Border between Squamous and Columnar Epithelium and Transformation Zone
Basically, assessment of the transformation zone and classification into the respective transformation zones type 1, 2 or 3 is done after the application of acetic acid.
The transformation zone in its native state is usually gray to red. After cleaning with a dry swab, colposcopic observation will usually show a network of regular branching vessels (an indication that the vessels are unremarkable), openings of the cervical glands, and the nabothian glands. With the exception of the vessels, all of these structures are more clearly visible after the application of acetic acid. The border between squamous and columnar epithelium is a sharp, often demarcated border between the grape-like columnar epithelium and the metaplastic squamous epithelium and is more or less visible on colposcopy.

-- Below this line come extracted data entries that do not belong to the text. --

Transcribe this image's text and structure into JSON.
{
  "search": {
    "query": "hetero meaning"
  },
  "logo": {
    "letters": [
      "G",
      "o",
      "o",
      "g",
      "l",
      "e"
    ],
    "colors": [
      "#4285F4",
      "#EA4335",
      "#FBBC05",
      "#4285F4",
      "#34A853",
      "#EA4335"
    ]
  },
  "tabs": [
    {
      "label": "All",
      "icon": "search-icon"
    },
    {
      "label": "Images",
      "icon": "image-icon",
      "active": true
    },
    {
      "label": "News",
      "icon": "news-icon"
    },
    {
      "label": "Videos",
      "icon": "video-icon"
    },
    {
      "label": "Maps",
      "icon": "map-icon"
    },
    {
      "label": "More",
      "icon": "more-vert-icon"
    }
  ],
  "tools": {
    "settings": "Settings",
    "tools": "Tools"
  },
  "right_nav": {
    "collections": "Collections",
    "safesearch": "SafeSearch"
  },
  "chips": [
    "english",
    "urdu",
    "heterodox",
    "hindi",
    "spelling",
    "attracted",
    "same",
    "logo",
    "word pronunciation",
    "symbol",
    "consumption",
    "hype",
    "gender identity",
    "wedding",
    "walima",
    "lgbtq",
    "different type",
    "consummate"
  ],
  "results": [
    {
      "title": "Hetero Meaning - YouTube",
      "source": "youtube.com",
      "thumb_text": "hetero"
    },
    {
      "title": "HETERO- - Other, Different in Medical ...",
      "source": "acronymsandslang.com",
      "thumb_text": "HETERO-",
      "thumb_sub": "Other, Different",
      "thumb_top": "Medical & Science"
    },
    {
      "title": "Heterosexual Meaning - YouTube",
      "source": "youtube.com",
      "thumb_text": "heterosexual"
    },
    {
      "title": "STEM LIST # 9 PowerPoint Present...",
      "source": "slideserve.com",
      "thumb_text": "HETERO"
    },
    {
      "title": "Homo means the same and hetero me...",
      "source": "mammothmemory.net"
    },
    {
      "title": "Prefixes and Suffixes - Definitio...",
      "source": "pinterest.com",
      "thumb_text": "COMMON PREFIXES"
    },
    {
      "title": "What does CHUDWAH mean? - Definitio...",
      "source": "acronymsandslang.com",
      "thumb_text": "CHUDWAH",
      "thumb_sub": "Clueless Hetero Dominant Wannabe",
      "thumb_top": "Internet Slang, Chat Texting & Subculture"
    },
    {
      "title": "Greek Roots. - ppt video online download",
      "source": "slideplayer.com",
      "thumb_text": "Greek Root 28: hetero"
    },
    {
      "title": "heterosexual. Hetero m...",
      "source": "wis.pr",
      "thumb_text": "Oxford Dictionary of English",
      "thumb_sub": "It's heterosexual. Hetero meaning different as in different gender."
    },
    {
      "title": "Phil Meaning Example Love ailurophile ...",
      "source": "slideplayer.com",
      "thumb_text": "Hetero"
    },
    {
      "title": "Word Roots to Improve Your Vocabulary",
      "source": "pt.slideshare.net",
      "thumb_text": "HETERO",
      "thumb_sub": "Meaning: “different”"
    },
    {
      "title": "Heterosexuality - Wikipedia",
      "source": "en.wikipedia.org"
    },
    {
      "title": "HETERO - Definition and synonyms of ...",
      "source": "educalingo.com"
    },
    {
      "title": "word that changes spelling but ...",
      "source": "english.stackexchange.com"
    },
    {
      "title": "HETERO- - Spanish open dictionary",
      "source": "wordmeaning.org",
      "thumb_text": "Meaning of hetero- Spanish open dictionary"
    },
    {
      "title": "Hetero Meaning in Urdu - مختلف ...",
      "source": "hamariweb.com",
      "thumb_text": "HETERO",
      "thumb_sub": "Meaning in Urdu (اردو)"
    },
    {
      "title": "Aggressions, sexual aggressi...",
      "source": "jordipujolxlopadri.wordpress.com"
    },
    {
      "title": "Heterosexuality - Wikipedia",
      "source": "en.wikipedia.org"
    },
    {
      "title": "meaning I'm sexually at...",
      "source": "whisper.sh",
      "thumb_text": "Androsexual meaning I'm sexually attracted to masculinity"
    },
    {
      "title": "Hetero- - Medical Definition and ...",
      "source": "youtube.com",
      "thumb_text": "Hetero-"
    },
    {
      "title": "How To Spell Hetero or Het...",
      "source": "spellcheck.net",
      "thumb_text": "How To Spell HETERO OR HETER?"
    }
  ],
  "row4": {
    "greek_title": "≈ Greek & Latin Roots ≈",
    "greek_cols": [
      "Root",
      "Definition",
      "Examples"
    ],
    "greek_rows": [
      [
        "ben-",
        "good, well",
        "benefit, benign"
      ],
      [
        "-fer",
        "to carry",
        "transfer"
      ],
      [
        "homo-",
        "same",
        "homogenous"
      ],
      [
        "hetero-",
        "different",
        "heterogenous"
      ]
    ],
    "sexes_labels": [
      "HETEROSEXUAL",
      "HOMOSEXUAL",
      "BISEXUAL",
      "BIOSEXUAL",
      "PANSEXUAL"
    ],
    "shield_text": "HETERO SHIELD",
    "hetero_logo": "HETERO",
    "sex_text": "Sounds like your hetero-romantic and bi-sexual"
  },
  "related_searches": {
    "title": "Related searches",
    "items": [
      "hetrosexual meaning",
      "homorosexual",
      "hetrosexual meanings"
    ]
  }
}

Localizing the border between squamous and columnar epithelium is the prerequisite for classifying the transformation zone as type 1, 2 or 3.
The two terms (border between squamous and columnar epithelium, transformation zone) describe two different but overlapping aspects. The border between squamous and columnar epithelium constitutes the “inner” margin of the transformation zone. It can be “completely visible”, “partially visible” or even “not visible”. If a transformation zone 1 or 2 is present, the border between squamous and columnar epithelium will be entirely visible.

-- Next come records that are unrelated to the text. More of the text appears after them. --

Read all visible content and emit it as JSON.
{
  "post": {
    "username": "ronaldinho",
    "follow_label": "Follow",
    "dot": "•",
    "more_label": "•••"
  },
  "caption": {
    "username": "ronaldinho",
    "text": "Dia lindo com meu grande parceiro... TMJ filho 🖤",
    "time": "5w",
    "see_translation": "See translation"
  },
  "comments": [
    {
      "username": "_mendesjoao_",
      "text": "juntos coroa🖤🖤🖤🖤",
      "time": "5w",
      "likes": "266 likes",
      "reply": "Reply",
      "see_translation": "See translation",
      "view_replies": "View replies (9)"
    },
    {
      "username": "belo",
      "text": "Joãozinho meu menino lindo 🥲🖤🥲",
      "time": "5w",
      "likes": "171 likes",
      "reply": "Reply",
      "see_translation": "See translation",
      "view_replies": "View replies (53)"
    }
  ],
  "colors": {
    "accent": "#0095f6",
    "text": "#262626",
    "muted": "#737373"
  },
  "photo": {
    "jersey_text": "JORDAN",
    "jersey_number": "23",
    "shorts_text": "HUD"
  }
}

A transformation zone is classified as type 1 when it is entirely ectocervical (without any endocervical portion) (Fig. 2). Transformation zones type 2 and 3 always have an endocervical portion, meaning that the border between squamous and columnar epithelium extends into the cervical canal. If the border is completely visible, it is referred to as a type 2 transformation zone. Visualization of the border can be done with or without additional instruments (endospeculum) (Fig. 3 a and b). The transformation zone is only classified as type 3 if the border between squamous and columnar epithelium is not completely visible (even with the help of additional instruments) (Fig. 4). If this is the case, colposcopy can only provide information about the visible part of the transformation zone; however, if the conditions for colposcopic examination are otherwise optimal, this examination must still be classified as adequate.
As mentioned above, one of the aims of the nomenclature commission of the IFCPC was to improve the planning of potentially necessary therapeutic options. Evaluation of these two aspects makes this easier, for example, when planning the targeted excision of the lesion (type of excision).

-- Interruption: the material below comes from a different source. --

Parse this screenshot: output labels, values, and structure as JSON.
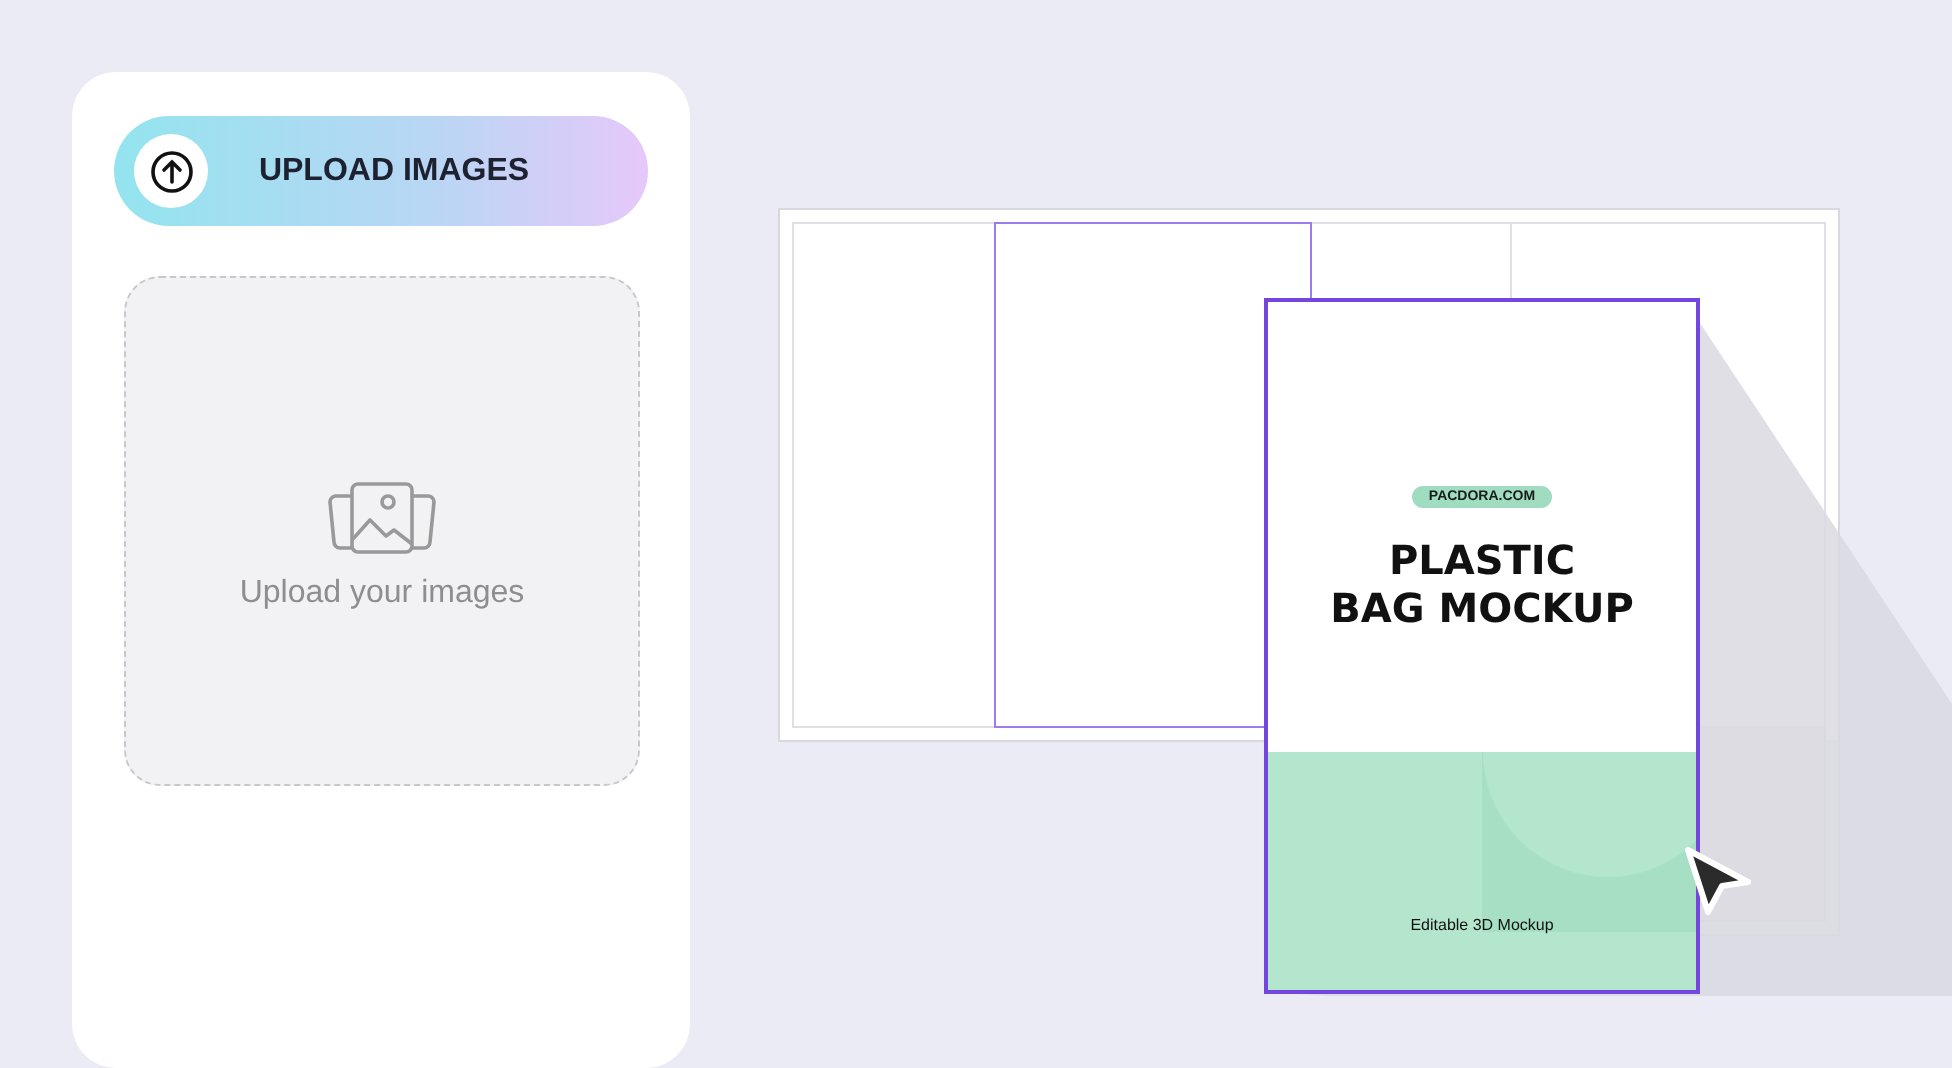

Three different types of excision are mentioned in the addendum to the nomenclature, which also included for the first time the dimensions of excision specimens. The excision types link the different transformation types to clinical practice; the aim is to replace the continued use of a wide range of excision terms by descriptions of the types of excision performed and not the methods used for excision.